Hiding Elements in Web Archives

Future51 · September 5, 2009, 10:38am

Is there any chance we’ll get support to hide elements (think of the way Adblock Plus hides advertisements) in Web Archives, or some other solution to the problem of web pages, especially news articles, in which there are tons of terms (sections of the paper like: "World, Economics, Weather, etc. etc. etc.) that are unrelated to the topic at hand but numerous enough to potentially cloud the ability of the AI to correctly classify information and make connections?

I’ve tried using the webclipper to capture just RTF versions of webpages but it never, ever gets the actual article text and usually just grabs an advertisement or nothing.

cturner · September 5, 2009, 11:39am

That’s an interesting question.
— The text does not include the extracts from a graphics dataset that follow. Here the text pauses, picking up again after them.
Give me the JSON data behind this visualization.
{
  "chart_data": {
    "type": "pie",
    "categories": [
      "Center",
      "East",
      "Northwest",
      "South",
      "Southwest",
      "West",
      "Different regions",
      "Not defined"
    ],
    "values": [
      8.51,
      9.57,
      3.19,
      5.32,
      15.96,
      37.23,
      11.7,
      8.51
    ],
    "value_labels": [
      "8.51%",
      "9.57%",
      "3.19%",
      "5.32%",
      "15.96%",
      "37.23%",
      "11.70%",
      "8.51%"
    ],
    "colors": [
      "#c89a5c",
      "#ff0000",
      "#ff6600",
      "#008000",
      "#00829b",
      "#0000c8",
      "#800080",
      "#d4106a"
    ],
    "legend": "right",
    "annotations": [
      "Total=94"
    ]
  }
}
I have similar issues with some large databases of newspaper articles: often my content is on a full-page scan with movie listings, obituaries, whatever…
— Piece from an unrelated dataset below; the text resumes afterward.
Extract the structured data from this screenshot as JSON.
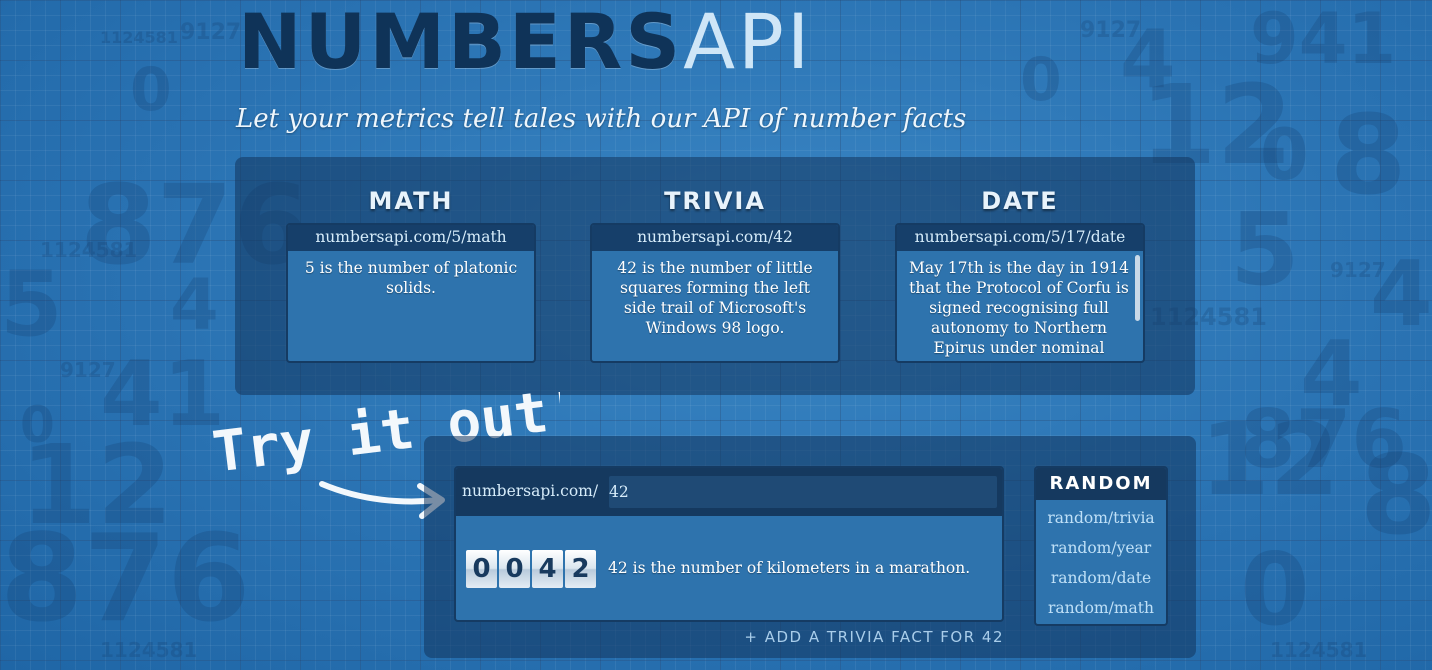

My approach, which fits in perfectly with my research method, is to highlight my reading in Skim (I’m dealing with scanned, OCRed PDFs) and maintain a separate database with the text exports of my highlighting. I’ve got links back to the original articles, so if I need to go back to the full-text, I can.

This works really well for me because I’m dealing with a smaller subset of my data, and can always go back (in DTPO) and bring in more from the “originals” if it seems worthwhile.
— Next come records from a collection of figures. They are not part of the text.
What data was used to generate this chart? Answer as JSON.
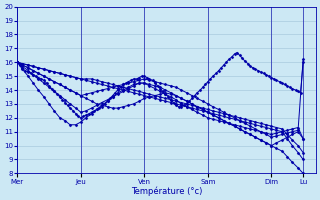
{
  "xlabel": "Température (°c)",
  "ylim": [
    8,
    20
  ],
  "yticks": [
    8,
    9,
    10,
    11,
    12,
    13,
    14,
    15,
    16,
    17,
    18,
    19,
    20
  ],
  "day_labels": [
    "Mer",
    "Jeu",
    "Ven",
    "Sam",
    "Dim",
    "Lu"
  ],
  "day_positions": [
    0,
    1,
    2,
    3,
    4,
    4.5
  ],
  "xlim": [
    0,
    4.7
  ],
  "bg_color": "#cce8f4",
  "grid_color": "#a0c4d8",
  "line_color": "#0000aa",
  "markersize": 1.5,
  "linewidth": 0.7,
  "series": [
    {
      "x": [
        0,
        0.04,
        0.08,
        0.12,
        0.17,
        0.21,
        0.25,
        0.29,
        0.33,
        0.38,
        0.42,
        0.46,
        0.5,
        0.54,
        0.58,
        0.63,
        0.67,
        0.71,
        0.75,
        0.79,
        0.83,
        0.88,
        0.92,
        0.96,
        1.0,
        1.04,
        1.08,
        1.13,
        1.17,
        1.21,
        1.25,
        1.29,
        1.33,
        1.38,
        1.42,
        1.46,
        1.5,
        1.54,
        1.58,
        1.63,
        1.67,
        1.71,
        1.75,
        1.79,
        1.83,
        1.88,
        1.92,
        1.96,
        2.0,
        2.04,
        2.08,
        2.13,
        2.17,
        2.21,
        2.25,
        2.29,
        2.33,
        2.38,
        2.42,
        2.46,
        2.5,
        2.54,
        2.58,
        2.63,
        2.67,
        2.71,
        2.75,
        2.79,
        2.83,
        2.88,
        2.92,
        2.96,
        3.0,
        3.04,
        3.08,
        3.13,
        3.17,
        3.21,
        3.25,
        3.29,
        3.33,
        3.38,
        3.42,
        3.46,
        3.5,
        3.54,
        3.58,
        3.63,
        3.67,
        3.71,
        3.75,
        3.79,
        3.83,
        3.88,
        3.92,
        3.96,
        4.0,
        4.04,
        4.08,
        4.13,
        4.17,
        4.21,
        4.25,
        4.29,
        4.33,
        4.38,
        4.42,
        4.46,
        4.5
      ],
      "y": [
        16.0,
        15.8,
        15.6,
        15.4,
        15.3,
        15.2,
        15.1,
        15.0,
        14.9,
        14.8,
        14.7,
        14.5,
        14.3,
        14.1,
        13.9,
        13.7,
        13.5,
        13.3,
        13.1,
        12.9,
        12.7,
        12.5,
        12.3,
        12.1,
        12.0,
        12.1,
        12.2,
        12.3,
        12.4,
        12.5,
        12.6,
        12.7,
        12.8,
        13.0,
        13.2,
        13.4,
        13.6,
        13.8,
        14.0,
        14.2,
        14.4,
        14.5,
        14.6,
        14.7,
        14.8,
        14.8,
        14.9,
        15.0,
        15.0,
        14.9,
        14.8,
        14.7,
        14.5,
        14.3,
        14.1,
        13.9,
        13.7,
        13.5,
        13.3,
        13.1,
        12.9,
        12.8,
        12.8,
        12.9,
        13.0,
        13.2,
        13.4,
        13.6,
        13.8,
        14.0,
        14.2,
        14.4,
        14.6,
        14.8,
        15.0,
        15.2,
        15.4,
        15.6,
        15.8,
        16.0,
        16.2,
        16.4,
        16.6,
        16.7,
        16.5,
        16.3,
        16.1,
        15.9,
        15.7,
        15.6,
        15.5,
        15.4,
        15.3,
        15.2,
        15.1,
        15.0,
        14.9,
        14.8,
        14.7,
        14.6,
        14.5,
        14.4,
        14.3,
        14.2,
        14.1,
        14.0,
        13.9,
        13.8,
        16.0
      ]
    },
    {
      "x": [
        0,
        0.08,
        0.17,
        0.25,
        0.33,
        0.42,
        0.5,
        0.58,
        0.67,
        0.75,
        0.83,
        0.92,
        1.0,
        1.08,
        1.17,
        1.25,
        1.33,
        1.42,
        1.5,
        1.58,
        1.67,
        1.75,
        1.83,
        1.92,
        2.0,
        2.08,
        2.17,
        2.25,
        2.33,
        2.42,
        2.5,
        2.58,
        2.67,
        2.75,
        2.83,
        2.92,
        3.0,
        3.08,
        3.17,
        3.25,
        3.33,
        3.42,
        3.5,
        3.58,
        3.67,
        3.75,
        3.83,
        3.92,
        4.0,
        4.08,
        4.17,
        4.25,
        4.33,
        4.42,
        4.5
      ],
      "y": [
        16.0,
        15.5,
        15.0,
        14.5,
        14.0,
        13.5,
        13.0,
        12.5,
        12.0,
        11.8,
        11.5,
        11.5,
        11.7,
        12.0,
        12.3,
        12.6,
        12.9,
        13.2,
        13.5,
        13.8,
        14.0,
        14.2,
        14.4,
        14.5,
        14.5,
        14.4,
        14.3,
        14.2,
        14.0,
        13.8,
        13.6,
        13.4,
        13.2,
        13.0,
        12.8,
        12.6,
        12.4,
        12.2,
        12.0,
        11.8,
        11.6,
        11.4,
        11.2,
        11.0,
        10.8,
        10.6,
        10.4,
        10.2,
        10.0,
        10.2,
        10.4,
        10.6,
        10.8,
        11.0,
        10.5
      ]
    },
    {
      "x": [
        0,
        0.08,
        0.17,
        0.25,
        0.33,
        0.42,
        0.5,
        0.58,
        0.67,
        0.75,
        0.83,
        0.92,
        1.0,
        1.08,
        1.17,
        1.25,
        1.33,
        1.42,
        1.5,
        1.58,
        1.67,
        1.75,
        1.83,
        1.92,
        2.0,
        2.08,
        2.17,
        2.25,
        2.33,
        2.42,
        2.5,
        2.58,
        2.67,
        2.75,
        2.83,
        2.92,
        3.0,
        3.08,
        3.17,
        3.25,
        3.33,
        3.42,
        3.5,
        3.58,
        3.67,
        3.75,
        3.83,
        3.92,
        4.0,
        4.08,
        4.17,
        4.25,
        4.33,
        4.42,
        4.5
      ],
      "y": [
        16.0,
        15.7,
        15.4,
        15.1,
        14.8,
        14.5,
        14.2,
        13.9,
        13.6,
        13.3,
        13.0,
        12.7,
        12.4,
        12.5,
        12.7,
        12.9,
        13.1,
        13.3,
        13.5,
        13.7,
        13.9,
        14.1,
        14.3,
        14.5,
        14.5,
        14.3,
        14.1,
        13.9,
        13.7,
        13.5,
        13.3,
        13.0,
        12.8,
        12.6,
        12.4,
        12.2,
        12.0,
        11.9,
        11.8,
        11.7,
        11.6,
        11.5,
        11.4,
        11.3,
        11.2,
        11.1,
        11.0,
        10.9,
        10.8,
        10.9,
        11.0,
        11.1,
        11.2,
        11.3,
        10.5
      ]
    },
    {
      "x": [
        0,
        0.08,
        0.17,
        0.25,
        0.33,
        0.42,
        0.5,
        0.58,
        0.67,
        0.75,
        0.83,
        0.92,
        1.0,
        1.08,
        1.17,
        1.25,
        1.33,
        1.42,
        1.5,
        1.58,
        1.67,
        1.75,
        1.83,
        1.92,
        2.0,
        2.08,
        2.17,
        2.25,
        2.33,
        2.42,
        2.5,
        2.58,
        2.67,
        2.75,
        2.83,
        2.92,
        3.0,
        3.08,
        3.17,
        3.25,
        3.33,
        3.42,
        3.5,
        3.58,
        3.67,
        3.75,
        3.83,
        3.92,
        4.0,
        4.08,
        4.17,
        4.25,
        4.33,
        4.42,
        4.5
      ],
      "y": [
        16.0,
        15.8,
        15.6,
        15.4,
        15.2,
        15.0,
        14.8,
        14.6,
        14.4,
        14.2,
        14.0,
        13.8,
        13.6,
        13.7,
        13.8,
        13.9,
        14.0,
        14.1,
        14.2,
        14.3,
        14.4,
        14.5,
        14.6,
        14.7,
        14.8,
        14.7,
        14.6,
        14.5,
        14.4,
        14.3,
        14.2,
        14.0,
        13.8,
        13.6,
        13.4,
        13.2,
        13.0,
        12.8,
        12.6,
        12.4,
        12.2,
        12.0,
        11.8,
        11.6,
        11.4,
        11.2,
        11.0,
        10.8,
        10.6,
        10.7,
        10.8,
        10.9,
        11.0,
        11.1,
        16.2
      ]
    },
    {
      "x": [
        0,
        0.08,
        0.17,
        0.25,
        0.33,
        0.42,
        0.5,
        0.58,
        0.67,
        0.75,
        0.83,
        0.92,
        1.0,
        1.08,
        1.17,
        1.25,
        1.33,
        1.42,
        1.5,
        1.58,
        1.67,
        1.75,
        1.83,
        1.92,
        2.0,
        2.08,
        2.17,
        2.25,
        2.33,
        2.42,
        2.5,
        2.58,
        2.67,
        2.75,
        2.83,
        2.92,
        3.0,
        3.08,
        3.17,
        3.25,
        3.33,
        3.42,
        3.5,
        3.58,
        3.67,
        3.75,
        3.83,
        3.92,
        4.0,
        4.08,
        4.17,
        4.25,
        4.33,
        4.42,
        4.5
      ],
      "y": [
        16.0,
        15.9,
        15.8,
        15.7,
        15.6,
        15.5,
        15.4,
        15.3,
        15.2,
        15.1,
        15.0,
        14.9,
        14.8,
        14.7,
        14.6,
        14.5,
        14.4,
        14.3,
        14.2,
        14.1,
        14.0,
        13.9,
        13.8,
        13.7,
        13.6,
        13.5,
        13.4,
        13.3,
        13.2,
        13.1,
        13.0,
        12.9,
        12.8,
        12.7,
        12.6,
        12.5,
        12.4,
        12.3,
        12.2,
        12.1,
        12.0,
        11.9,
        11.8,
        11.7,
        11.6,
        11.5,
        11.4,
        11.3,
        11.2,
        11.1,
        11.0,
        10.5,
        10.0,
        9.5,
        9.0
      ]
    },
    {
      "x": [
        0,
        0.08,
        0.17,
        0.25,
        0.33,
        0.42,
        0.5,
        0.58,
        0.67,
        0.75,
        0.83,
        0.92,
        1.0,
        1.08,
        1.17,
        1.25,
        1.33,
        1.42,
        1.5,
        1.58,
        1.67,
        1.75,
        1.83,
        1.92,
        2.0,
        2.08,
        2.17,
        2.25,
        2.33,
        2.42,
        2.5,
        2.58,
        2.67,
        2.75,
        2.83,
        2.92,
        3.0,
        3.08,
        3.17,
        3.25,
        3.33,
        3.42,
        3.5,
        3.58,
        3.67,
        3.75,
        3.83,
        3.92,
        4.0,
        4.08,
        4.17,
        4.25,
        4.33,
        4.42,
        4.5
      ],
      "y": [
        16.0,
        15.9,
        15.8,
        15.7,
        15.6,
        15.5,
        15.4,
        15.3,
        15.2,
        15.1,
        15.0,
        14.9,
        14.8,
        14.8,
        14.8,
        14.7,
        14.6,
        14.5,
        14.4,
        14.3,
        14.2,
        14.1,
        14.0,
        13.9,
        13.8,
        13.7,
        13.6,
        13.5,
        13.4,
        13.3,
        13.2,
        13.1,
        13.0,
        12.9,
        12.8,
        12.7,
        12.6,
        12.5,
        12.4,
        12.3,
        12.2,
        12.1,
        12.0,
        11.9,
        11.8,
        11.7,
        11.6,
        11.5,
        11.4,
        11.3,
        11.2,
        10.8,
        10.4,
        10.0,
        9.5
      ]
    },
    {
      "x": [
        0,
        0.08,
        0.17,
        0.25,
        0.33,
        0.42,
        0.5,
        0.58,
        0.67,
        0.75,
        0.83,
        0.92,
        1.0,
        1.08,
        1.17,
        1.25,
        1.33,
        1.42,
        1.5,
        1.58,
        1.67,
        1.75,
        1.83,
        1.92,
        2.0,
        2.08,
        2.17,
        2.25,
        2.33,
        2.42,
        2.5,
        2.58,
        2.67,
        2.75,
        2.83,
        2.92,
        3.0,
        3.08,
        3.17,
        3.25,
        3.33,
        3.42,
        3.5,
        3.58,
        3.67,
        3.75,
        3.83,
        3.92,
        4.0,
        4.08,
        4.17,
        4.25,
        4.33,
        4.42,
        4.5
      ],
      "y": [
        16.0,
        15.8,
        15.6,
        15.4,
        15.2,
        15.0,
        14.8,
        14.6,
        14.4,
        14.2,
        14.0,
        13.8,
        13.6,
        13.4,
        13.2,
        13.0,
        12.9,
        12.8,
        12.7,
        12.7,
        12.8,
        12.9,
        13.0,
        13.2,
        13.4,
        13.5,
        13.6,
        13.7,
        13.8,
        13.7,
        13.6,
        13.4,
        13.2,
        13.0,
        12.8,
        12.6,
        12.4,
        12.2,
        12.0,
        11.8,
        11.6,
        11.4,
        11.2,
        11.0,
        10.8,
        10.6,
        10.4,
        10.2,
        10.0,
        9.8,
        9.6,
        9.2,
        8.8,
        8.4,
        8.0
      ]
    }
  ]
}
I imagine you could convert your web materials to PDF and use Skim if you aren’t primarily concerned with synchronizing to updated versions on the Internet.

HTH, Charles

KP1 · September 5, 2009, 12:29pm

Have you tried GlimmerBlocker? It works as an http proxy, so it never allows the ads to load. In my experience, it works fine with DT.

I’ve also had some luck with Readability. But most of the time it loads the article and cuts out the pictures (whether they are ads are not).

Good Luck.

Future51 · September 5, 2009, 1:15pm

It’s not so much the ads that are the problem, but instead the various drop down menus, story previews, section headings and whatnot that exist on pretty much every website on the internet that are likely to totally destroy the ability of the AI to classify information due to the large breadth of unrelated content.

Johannes · September 5, 2009, 1:58pm

Did you select the text before? That works fine for me in combination with capture rtf in the service menu.

Another thing: You can edit webarchives in DTP and cut out everything you don’t want. But of course this is a lot of manual work for some web pages.

Johannes

Bill_DeVille · September 5, 2009, 3:19pm

I usually avoid all the extraneous content on a Web page by selecting only the portion of the page that I wish to capture, such as a journal article, and capturing as rich text using the keyboard shortcut Command-) for that Service.

I could also capture just that selected area of the Web page as a WebArchive by using the keyboard shortcut Command-% for that Service.

Note: Under Snow Leopard the user must enable those Services in System Preferences; once that has been done they are available in Cocoa browsers. Snow Leopard users will find Services available as a contextual menu, including an option for Preferences to add or remove available Services.

Many pages offer an alternative to selecting an area to capture only a desired article, by providing a Print version. That’s especially convenient for articles that may be continued in segments on several pages. Then I make my RTF or WebArchive capture of the printer-friendly version of the article.

Future51 · September 5, 2009, 3:54pm

I’d love to use the Services menu, but one of the most popular, and arguably, the most easily extensible browsers (Firefox) doesn’t support Services at this time.

I don’t blame Devontechnologies for that, which is why I’m here looking for solutions.

Thanks for the heads up on Readability. It’s almost what I’m looking for, although it’s not quite perfect.

Bill_DeVille · September 5, 2009, 4:50pm

That’s why I don’t use Firefox when grabbing information from the Web into my databases. Perhaps one of these days the developers of Firefox will join the Mac community and add Services compatibility for interapplication communication.

sjk · September 5, 2009, 6:06pm

Apparently they’ll be supported in 3.6, currently available in nightly downloads:

http://ftp.mozilla.org/pub/mozilla.org/firefox/nightly/latest-mozilla-1.9.2/

sjk · September 5, 2009, 6:33pm

Also, under the Web tab of Preferences you can select a Style Sheet to use.